Team resilience

As a way of beginning an exploration of how you can build more resilience into teams we’re going to use a sporting metaphor to get us started. It’s the 2012 Olympic Games in the UK. The Chinese men’s team are about to compete in the final of the canoe slalom doubles. As you watch their progress down the course, bear in mind the amount of preparation that these athletes will have done to be able to compete at this level. They’re racing down a challenging course that was especially created for the 2012 Olympics of Lee Valley. 13000L of water per second crashed down the course, creating foaming towers or bubbling sunken cauldrons for the athletes to navigate successfully as they race down the course marked with the suspended poles that are hung across the water. Each team member has dedicated years to preparing for this challenge.

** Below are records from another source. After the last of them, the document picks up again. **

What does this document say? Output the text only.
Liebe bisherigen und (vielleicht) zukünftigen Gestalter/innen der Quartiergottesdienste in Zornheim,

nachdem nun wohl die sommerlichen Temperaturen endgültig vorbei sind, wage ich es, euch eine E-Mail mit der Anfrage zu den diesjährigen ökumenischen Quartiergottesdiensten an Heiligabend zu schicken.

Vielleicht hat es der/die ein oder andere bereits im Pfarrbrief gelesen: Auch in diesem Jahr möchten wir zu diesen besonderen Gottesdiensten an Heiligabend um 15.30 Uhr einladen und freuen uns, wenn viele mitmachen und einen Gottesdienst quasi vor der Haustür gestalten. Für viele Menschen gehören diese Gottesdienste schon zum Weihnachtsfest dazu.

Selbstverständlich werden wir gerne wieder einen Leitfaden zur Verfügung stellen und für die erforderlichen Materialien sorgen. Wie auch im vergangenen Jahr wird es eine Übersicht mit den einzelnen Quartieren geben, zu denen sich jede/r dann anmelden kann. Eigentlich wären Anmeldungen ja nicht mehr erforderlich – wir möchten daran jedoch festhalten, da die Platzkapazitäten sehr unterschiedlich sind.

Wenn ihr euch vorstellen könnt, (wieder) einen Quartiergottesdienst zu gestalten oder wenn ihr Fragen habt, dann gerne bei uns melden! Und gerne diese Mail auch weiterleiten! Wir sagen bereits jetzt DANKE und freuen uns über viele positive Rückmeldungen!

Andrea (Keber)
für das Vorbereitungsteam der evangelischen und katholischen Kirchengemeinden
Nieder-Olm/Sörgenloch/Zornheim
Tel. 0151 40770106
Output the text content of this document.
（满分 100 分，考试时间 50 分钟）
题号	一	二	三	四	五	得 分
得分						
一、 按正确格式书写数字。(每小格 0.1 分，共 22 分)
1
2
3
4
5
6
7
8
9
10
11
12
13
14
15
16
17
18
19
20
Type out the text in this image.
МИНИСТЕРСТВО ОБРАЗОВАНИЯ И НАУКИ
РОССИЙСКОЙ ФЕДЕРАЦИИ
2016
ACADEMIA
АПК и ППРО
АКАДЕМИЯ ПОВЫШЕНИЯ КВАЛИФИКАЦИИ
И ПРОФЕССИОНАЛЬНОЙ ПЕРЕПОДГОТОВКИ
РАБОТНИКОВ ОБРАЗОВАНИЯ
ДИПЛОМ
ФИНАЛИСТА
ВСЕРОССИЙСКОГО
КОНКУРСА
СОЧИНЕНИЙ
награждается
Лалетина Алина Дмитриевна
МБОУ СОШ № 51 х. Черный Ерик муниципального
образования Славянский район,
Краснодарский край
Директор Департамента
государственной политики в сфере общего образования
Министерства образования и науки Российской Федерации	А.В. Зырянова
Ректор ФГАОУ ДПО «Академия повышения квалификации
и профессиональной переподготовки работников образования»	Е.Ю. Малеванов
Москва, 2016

They’ve undoubtedly worked with coaches, psychologists, physiotherapists, nutritionists, and probably also consulted with former Olympians and countless other mentors and guides. And if you think about the work we have done so far on resilience, we can draw a parallel here with the approach we have taken to get you ready, and make you more resilient for the challenges ahead.

In a sense, the hypothesis is that to be ready to work in the current challenging environment of health and social care, you will need to build the physical, emotional, mental and spiritual resources to navigate the resource sapping terrain that lies ahead of you. Whilst we think that this is a sound hypothesis for your personal development, when it comes to your role in building team resilience, it only leads to a conclusion that your role is to help others prepare similarly to build their energy resources for the challenging course ahead. This is probably a reality, but what this approach doesn’t do is to encourage you to take a step back to examine if the course really has to be so tough and demanding.

Think about this course at Lee Valley. It is entirely man-made. Every channel and gully, every litre of water, every suspended pole, every rule, every penalty is there precisely to produce the challenges that are wanted. For example, the course that Lee Valley includes a system of large concrete blocks and these are what create the crushing, boiling, gurgling disturbances in the flow of the water that challenges the athletes. If you change one of the blocks you can get the water to behave entirely differently. So, question is, what can you do in your role to create the conditions where your team members and colleagues are not required to be so resilient? As you scan the environment of your forthcoming challenges, where do you have an opportunity to change just one of the blocks; for example, what can you do to remove the blocks that impose negative consequences for people with disabilities or from a black and minority ethnic background? What can you do to revise the rules, remove the penalties, adapt the routines and the rituals to enable others to survive and thrive?